Indeed, in the week of August 12 to 18, the army was able to destroy in the southwest, a camp of "Red Dragons" (Red Dragons), an armed faction belonging to the English-speaking separatist movement. "This camp has been completely destroyed by our defense forces, and we recall that all the operations carried out by our defense forces have resulted in the neutralization of these enemies of peace," said Colonel Badjeck. This, adding that at least two "terrorists" (English-speaking separatists) were shot dead.






These successes, however, have their price. "The army was attacked on the Bamenda - Ndop road, at the joint roadblock where one policeman and three gendarmes were seriously injured with two neutralized terrorist fighters," the spokesman for the defense ministry said.

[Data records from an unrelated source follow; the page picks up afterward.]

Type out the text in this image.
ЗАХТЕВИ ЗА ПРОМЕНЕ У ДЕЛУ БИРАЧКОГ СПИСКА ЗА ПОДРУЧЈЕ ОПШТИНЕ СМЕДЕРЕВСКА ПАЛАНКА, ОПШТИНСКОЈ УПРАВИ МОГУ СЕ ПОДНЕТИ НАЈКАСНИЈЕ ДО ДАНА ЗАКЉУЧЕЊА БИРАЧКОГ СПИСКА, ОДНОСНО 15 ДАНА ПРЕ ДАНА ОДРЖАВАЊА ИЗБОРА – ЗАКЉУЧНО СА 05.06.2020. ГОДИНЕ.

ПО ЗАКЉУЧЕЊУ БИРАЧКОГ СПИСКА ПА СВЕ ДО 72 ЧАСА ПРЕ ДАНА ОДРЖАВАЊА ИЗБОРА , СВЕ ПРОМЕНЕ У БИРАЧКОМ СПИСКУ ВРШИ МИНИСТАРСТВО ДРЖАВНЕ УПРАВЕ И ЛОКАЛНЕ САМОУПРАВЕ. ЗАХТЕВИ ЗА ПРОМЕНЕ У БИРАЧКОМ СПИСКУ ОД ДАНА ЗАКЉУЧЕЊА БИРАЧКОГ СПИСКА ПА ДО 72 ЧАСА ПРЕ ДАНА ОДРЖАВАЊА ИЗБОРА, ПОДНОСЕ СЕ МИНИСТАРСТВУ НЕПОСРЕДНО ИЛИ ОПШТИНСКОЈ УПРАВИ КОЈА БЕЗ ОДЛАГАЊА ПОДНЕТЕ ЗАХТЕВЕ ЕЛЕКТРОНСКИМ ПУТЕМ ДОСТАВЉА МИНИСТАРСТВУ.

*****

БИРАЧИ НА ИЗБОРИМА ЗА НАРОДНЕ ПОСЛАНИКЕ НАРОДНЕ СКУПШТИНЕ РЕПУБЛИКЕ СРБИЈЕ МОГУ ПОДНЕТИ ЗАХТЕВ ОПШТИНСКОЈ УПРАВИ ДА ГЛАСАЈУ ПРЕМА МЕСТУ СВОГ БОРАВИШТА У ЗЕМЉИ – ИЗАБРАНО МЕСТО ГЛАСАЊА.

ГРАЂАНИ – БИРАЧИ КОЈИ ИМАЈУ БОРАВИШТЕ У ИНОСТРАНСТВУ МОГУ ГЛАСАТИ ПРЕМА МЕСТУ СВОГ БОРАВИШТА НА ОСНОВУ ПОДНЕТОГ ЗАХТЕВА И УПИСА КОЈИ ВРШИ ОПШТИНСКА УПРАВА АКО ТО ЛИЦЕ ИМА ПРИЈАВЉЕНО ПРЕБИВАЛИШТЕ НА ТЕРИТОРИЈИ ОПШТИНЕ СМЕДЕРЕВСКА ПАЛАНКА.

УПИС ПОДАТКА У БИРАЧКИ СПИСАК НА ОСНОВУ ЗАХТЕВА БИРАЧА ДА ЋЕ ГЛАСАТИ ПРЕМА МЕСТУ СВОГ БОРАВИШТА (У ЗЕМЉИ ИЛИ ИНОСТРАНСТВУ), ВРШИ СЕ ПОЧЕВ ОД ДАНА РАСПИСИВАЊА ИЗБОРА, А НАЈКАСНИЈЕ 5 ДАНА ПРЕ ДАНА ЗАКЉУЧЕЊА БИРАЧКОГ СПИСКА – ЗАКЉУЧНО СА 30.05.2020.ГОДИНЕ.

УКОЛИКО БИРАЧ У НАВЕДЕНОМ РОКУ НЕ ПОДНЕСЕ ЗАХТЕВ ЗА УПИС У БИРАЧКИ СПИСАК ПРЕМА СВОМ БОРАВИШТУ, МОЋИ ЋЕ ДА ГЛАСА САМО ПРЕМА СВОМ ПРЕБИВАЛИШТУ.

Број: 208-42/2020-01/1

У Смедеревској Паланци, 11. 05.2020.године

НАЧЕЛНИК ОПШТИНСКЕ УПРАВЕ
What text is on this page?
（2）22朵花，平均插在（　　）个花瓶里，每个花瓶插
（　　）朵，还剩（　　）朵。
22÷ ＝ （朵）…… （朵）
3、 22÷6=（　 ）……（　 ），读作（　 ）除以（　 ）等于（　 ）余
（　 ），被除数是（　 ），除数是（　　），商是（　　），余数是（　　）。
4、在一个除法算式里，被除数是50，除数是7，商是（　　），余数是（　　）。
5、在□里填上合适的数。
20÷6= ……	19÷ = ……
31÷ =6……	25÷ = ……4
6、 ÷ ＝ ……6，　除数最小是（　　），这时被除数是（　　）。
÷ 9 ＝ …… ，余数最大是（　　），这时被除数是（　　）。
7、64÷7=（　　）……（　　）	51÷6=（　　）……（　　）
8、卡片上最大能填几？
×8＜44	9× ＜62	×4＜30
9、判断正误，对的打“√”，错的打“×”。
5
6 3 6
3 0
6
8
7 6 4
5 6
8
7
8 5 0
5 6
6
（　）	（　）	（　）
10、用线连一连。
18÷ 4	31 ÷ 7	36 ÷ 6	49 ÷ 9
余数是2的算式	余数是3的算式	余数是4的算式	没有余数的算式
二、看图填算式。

Even worse, these separatists have committed acts that can not be more atrocious and shocking. According to the Cameroonian army, a senior master of the navy (equivalent to Chief Warrant Officer) was tortured and buried alive in the commune of Mundemba by secessionists. The officer also spoke of other cases of assassination and kidnapping of local officials.

Since its outbreak in November 2016, the Anglophone crisis has already caused significant collateral damage. While Cameroonian authorities often speak of neutralized separatists, more than 80 security agents and at least 600 civilians have already died as a result of the conflict, according to NGOs.






Meanwhile, some 160,000 people have fled their homes as a result of the violence, according to the UN, and 74,994 have fled to Nigeria, according to the Nigerian Emergency Management Agency (SEMA).

The government has recently launched an emergency humanitarian assistance plan of around 12 billion CFA francs (just over 18 million euros) to help displaced people. A plan that could become a sword in the water if government and separatists do not bring together all the ingredients necessary for lasting peace in the English-speaking area.